Thiago Faria, Renan Truffi e Isadora Peron
A rescisão do acordo firmado com executivos do Grupo J&F abriu brecha para que parlamentares voltem a discutir regras mais rígidas para que Ministério Público Federal e Polícia Federal negociem delações premiadas. A intenção é usar a recém-criada CPMI da JBS para debater medidas que, na prática, dificultem e possam até inviabilizar novas colaborações.
Entre as regras previstas estão itens como estabelecer na lei benefícios predefinidos a delatores de acordo com o grau de colaboração, limitando a vantagem à metade da pena máxima prevista para o crime admitido. Assim, um delator que confessar ter corrompido um político, por exemplo, teria de cumprir no mínimo seis anos de prisão, uma vez que a pena máxima para este crime é de 12 anos.
Casos como o dos irmãos Joesley e Wesley Batista, da JBS, que negociaram imunidade penal em troca de provas que incriminassem o presidente Michel Temer, seriam proibidos.
Outra proposta em discussão é a de fixar um prazo para que candidatos a delatores que estejam presos provisoriamente negociem um acordo de colaboração. “Se passar um determinado tempo que o cidadão está encarcerado, não é possível mais delatar”, afirmou Carlos Marun (PMDB-MS), relator da CPMI e um dos entusiastas da revisão da lei que trata das colaborações premiadas.
A escolha de Marun para relatar a CPMI provocou rebelião no colegiado na semana passada. Ao menos quatro parlamentares deixaram a comissão após ele assumir a função.
O peemedebista é um dos principais nomes da chamada tropa de choque de Temer no Congresso e o receio é, justamente, que o governo use a comissão para outros fins, que não seja o de investigar irregularidades envolvendo a empresa de processamento de carnes.
Delações – O uso das delações premiadas como forma de obtenção de provas em investigações está prevista na Lei das Organizações Criminosas, sancionada pela presidente cassada Dilma Rousseff em 2013. Alguns pontos, porém, ainda estão em discussão no Supremo Tribunal Federal (STF), como a permissão para que a PF assine acordos por conta própria.
O maior envolvimento da PF nas negociações é justamente um dos pontos que devem ser debatidos na CPMI. Subrelator da comissão, o deputado Delegado Francischini (SD-PR) defende o aval da instituição antes de qualquer acordo ser assinado. “Seria uma espécie de fase prévia do acordo, que teria de passar por averiguação da PF”, disse Francischini, que é delegado da PF.
Antes mesmo da CPMI, as mudanças nas regras das delações já eram discutidas na comissão especial da Câmara que trata da reformulação do Código de Processo Penal, mas o relator, deputado João Campos (PRB-GO), resiste em incluir o tema em seu relatório.
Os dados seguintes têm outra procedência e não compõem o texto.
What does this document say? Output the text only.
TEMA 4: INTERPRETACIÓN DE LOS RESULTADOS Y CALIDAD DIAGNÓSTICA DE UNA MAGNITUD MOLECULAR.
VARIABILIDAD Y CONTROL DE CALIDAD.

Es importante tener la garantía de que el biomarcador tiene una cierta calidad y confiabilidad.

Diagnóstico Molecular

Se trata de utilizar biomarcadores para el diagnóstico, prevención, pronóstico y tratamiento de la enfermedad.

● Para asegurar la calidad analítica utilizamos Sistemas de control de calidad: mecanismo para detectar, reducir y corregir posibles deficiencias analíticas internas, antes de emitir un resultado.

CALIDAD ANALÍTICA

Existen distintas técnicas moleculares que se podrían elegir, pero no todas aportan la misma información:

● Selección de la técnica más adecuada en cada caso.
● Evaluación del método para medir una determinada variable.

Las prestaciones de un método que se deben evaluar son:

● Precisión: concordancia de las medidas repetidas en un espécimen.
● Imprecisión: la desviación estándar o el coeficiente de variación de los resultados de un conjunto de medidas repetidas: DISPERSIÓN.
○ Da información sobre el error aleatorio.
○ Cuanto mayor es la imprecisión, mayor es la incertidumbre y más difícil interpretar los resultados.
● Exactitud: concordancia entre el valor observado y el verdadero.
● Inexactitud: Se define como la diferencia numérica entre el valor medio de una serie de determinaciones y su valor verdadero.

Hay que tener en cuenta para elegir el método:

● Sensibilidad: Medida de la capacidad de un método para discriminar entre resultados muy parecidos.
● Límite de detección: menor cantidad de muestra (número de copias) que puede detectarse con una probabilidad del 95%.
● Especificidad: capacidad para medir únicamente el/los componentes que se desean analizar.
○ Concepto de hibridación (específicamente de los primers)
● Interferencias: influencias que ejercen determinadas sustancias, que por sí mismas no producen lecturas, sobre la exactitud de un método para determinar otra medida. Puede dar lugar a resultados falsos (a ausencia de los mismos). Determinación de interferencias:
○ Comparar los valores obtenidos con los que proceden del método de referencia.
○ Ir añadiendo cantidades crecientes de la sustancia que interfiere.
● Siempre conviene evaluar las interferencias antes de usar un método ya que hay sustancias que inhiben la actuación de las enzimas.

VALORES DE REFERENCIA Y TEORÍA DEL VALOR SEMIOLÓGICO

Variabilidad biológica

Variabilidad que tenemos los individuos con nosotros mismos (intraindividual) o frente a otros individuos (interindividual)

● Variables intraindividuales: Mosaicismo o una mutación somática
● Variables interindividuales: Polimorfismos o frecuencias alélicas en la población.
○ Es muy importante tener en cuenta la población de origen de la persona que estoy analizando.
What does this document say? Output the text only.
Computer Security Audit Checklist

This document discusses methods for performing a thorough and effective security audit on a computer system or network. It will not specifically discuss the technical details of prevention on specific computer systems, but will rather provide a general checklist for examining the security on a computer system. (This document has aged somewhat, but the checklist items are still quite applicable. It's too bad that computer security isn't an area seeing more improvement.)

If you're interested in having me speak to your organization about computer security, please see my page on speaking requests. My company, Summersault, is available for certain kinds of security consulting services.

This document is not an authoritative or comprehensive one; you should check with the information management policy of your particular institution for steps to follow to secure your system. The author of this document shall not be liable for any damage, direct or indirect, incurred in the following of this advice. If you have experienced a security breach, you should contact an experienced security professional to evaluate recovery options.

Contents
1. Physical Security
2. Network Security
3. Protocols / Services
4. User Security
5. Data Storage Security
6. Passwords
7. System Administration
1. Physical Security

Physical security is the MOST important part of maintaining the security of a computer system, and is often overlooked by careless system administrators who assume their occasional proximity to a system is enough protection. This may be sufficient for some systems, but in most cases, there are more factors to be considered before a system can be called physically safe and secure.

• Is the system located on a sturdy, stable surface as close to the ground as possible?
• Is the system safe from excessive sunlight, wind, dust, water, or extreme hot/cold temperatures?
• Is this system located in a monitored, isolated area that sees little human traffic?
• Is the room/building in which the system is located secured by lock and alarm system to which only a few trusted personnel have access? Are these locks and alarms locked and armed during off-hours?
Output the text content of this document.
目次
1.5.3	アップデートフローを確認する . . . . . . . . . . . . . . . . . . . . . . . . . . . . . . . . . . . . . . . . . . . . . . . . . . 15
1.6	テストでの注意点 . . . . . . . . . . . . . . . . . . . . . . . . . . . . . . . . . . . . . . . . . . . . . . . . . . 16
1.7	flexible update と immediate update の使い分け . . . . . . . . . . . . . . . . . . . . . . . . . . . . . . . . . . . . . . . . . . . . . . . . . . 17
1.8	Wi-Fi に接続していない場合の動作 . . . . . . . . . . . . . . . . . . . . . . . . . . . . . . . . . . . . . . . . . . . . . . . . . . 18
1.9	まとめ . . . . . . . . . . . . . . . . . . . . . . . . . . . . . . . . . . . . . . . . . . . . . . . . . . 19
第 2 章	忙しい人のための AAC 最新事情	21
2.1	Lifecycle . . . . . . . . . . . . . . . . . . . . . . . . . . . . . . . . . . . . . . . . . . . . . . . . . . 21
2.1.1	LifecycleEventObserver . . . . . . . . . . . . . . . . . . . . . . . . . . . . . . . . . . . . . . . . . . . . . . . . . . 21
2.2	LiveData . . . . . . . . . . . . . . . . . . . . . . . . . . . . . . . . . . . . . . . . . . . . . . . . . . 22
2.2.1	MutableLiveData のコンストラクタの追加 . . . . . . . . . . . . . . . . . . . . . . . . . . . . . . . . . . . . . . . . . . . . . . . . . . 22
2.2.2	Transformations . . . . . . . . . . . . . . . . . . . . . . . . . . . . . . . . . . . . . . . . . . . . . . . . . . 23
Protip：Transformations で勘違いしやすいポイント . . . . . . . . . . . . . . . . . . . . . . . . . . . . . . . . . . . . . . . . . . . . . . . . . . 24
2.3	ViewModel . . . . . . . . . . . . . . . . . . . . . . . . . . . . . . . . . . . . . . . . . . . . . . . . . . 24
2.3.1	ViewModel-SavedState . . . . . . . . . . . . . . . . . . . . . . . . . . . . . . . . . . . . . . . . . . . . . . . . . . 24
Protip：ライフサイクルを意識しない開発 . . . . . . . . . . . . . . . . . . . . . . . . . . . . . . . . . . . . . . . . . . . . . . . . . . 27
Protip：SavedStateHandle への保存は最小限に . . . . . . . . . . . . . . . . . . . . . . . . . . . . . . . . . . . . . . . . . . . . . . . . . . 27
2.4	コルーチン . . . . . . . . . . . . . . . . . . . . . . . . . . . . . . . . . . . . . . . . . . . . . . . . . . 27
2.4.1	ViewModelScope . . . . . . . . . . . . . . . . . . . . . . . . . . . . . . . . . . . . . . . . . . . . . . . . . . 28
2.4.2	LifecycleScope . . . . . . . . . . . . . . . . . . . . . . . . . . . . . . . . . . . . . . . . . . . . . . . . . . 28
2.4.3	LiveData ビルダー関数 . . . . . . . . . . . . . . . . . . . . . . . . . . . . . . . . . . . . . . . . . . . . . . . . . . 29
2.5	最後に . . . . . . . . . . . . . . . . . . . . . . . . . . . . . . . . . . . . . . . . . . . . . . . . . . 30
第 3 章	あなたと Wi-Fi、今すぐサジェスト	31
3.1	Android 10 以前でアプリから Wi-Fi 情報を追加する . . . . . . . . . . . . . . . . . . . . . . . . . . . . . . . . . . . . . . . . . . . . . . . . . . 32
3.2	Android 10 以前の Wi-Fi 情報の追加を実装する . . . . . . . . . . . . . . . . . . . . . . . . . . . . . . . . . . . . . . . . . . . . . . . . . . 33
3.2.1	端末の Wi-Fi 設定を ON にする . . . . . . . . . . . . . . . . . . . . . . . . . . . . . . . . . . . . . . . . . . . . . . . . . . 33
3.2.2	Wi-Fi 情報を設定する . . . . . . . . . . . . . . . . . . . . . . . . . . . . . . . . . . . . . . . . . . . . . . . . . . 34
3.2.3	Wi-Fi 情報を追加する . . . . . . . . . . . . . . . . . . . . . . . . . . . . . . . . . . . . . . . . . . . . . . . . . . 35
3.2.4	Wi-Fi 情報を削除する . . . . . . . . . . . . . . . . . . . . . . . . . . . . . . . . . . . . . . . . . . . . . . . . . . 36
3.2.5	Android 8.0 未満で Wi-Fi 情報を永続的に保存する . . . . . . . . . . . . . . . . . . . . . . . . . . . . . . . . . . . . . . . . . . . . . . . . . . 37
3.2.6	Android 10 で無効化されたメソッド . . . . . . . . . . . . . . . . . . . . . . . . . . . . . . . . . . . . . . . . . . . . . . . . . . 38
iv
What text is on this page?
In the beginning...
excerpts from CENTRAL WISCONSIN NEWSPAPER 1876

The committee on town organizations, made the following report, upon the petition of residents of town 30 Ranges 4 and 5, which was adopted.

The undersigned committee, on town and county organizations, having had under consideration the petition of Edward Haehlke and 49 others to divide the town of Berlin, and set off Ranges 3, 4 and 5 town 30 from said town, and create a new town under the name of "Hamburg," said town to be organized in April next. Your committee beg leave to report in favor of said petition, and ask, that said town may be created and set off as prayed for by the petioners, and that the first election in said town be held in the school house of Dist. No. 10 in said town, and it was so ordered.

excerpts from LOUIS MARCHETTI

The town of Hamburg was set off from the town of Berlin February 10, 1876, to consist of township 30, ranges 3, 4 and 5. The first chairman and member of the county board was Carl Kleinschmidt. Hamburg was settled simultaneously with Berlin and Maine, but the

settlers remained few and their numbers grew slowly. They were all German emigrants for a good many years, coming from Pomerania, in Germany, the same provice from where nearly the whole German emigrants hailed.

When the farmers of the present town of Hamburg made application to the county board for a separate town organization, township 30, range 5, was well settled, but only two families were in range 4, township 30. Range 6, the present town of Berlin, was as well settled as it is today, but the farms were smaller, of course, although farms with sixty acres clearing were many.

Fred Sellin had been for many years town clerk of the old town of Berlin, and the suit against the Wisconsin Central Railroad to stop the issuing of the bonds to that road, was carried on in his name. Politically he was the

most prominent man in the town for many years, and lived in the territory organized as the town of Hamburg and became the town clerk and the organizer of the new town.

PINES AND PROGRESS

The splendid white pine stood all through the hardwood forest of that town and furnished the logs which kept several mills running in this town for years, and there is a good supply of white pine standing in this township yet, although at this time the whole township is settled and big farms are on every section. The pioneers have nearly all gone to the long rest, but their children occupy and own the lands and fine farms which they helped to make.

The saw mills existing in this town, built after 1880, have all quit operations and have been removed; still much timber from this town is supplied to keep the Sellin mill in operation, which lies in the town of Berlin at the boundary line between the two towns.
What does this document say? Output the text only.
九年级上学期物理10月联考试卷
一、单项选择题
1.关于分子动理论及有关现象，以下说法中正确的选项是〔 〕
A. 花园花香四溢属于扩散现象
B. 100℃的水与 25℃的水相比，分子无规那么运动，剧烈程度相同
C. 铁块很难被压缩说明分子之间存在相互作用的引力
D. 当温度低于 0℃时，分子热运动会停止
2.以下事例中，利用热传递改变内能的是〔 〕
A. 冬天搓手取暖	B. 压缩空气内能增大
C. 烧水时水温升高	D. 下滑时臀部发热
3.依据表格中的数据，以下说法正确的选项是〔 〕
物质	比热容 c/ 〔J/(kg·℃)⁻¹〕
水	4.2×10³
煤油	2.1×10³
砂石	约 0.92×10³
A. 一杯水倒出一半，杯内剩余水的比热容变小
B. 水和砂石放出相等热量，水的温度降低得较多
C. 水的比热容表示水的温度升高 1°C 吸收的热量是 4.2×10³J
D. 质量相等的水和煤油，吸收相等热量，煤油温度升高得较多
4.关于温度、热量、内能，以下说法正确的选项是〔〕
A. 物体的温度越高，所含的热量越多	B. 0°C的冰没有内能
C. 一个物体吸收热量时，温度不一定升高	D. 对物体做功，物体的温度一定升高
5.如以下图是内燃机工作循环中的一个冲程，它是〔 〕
Para o presidente da comissão especial, deputado Danilo Forte (PSB-PE), no entanto, esse entendimento ganhou força após os problemas apresentados no acordo da J&F. “Hoje há um poder excessivo concentrado na mão dos procuradores”, afirmou Forte.
O presidente da CPMI, senador Ataídes Oliveira (PSDB-TO), disse que os depoimentos de envolvidos na delação da J&F podem contribuir para o debate. Questionado se apoia uma revisão da lei, disse que sim, embora a legislação atual o agrade. “Se for para melhorar a lei a bem do nosso País, sim (apoia a revisão), mas, no momento, a lei da delação muitíssimo me agrada.”
A previsão tanto na comissão parlamentar de inquérito quanto na comissão especial é ter uma proposta concreta até o fim do ano.
Lava Jato – O procurador regional da República Carlos Fernando dos Santos Lima, integrante da força-tarefa da Lava Jato em Curitiba, criticou as propostas em discussão no Congresso e apontou mudanças que podem inviabilizar delações.
“Temos que lembrar que um colaborador pode estar sendo investigado ou acusado por um ou outro crime, mas terá de trazer prova de muitos outros, até então desconhecidos das autoridades. Qual será o incentivo para esse comportamento se, ao final, receberá pena por esses outros crimes?”, questionou Lima, em referência à proposta de limitar benefícios.
Para o procurador, a rescisão do acordo de executivos da J&F, em vez de enfraquecer, fortalece o instituto da delação. “O que aconteceu com a JBS prova muito mais a força do instituto do que sua fraqueza, pois Joesley está na cadeia e as provas estão aí, válidas. E é bom que se rescindam alguns acordos, pois isso trará para os colaboradores a certeza de que não se está brincando com o instituto.”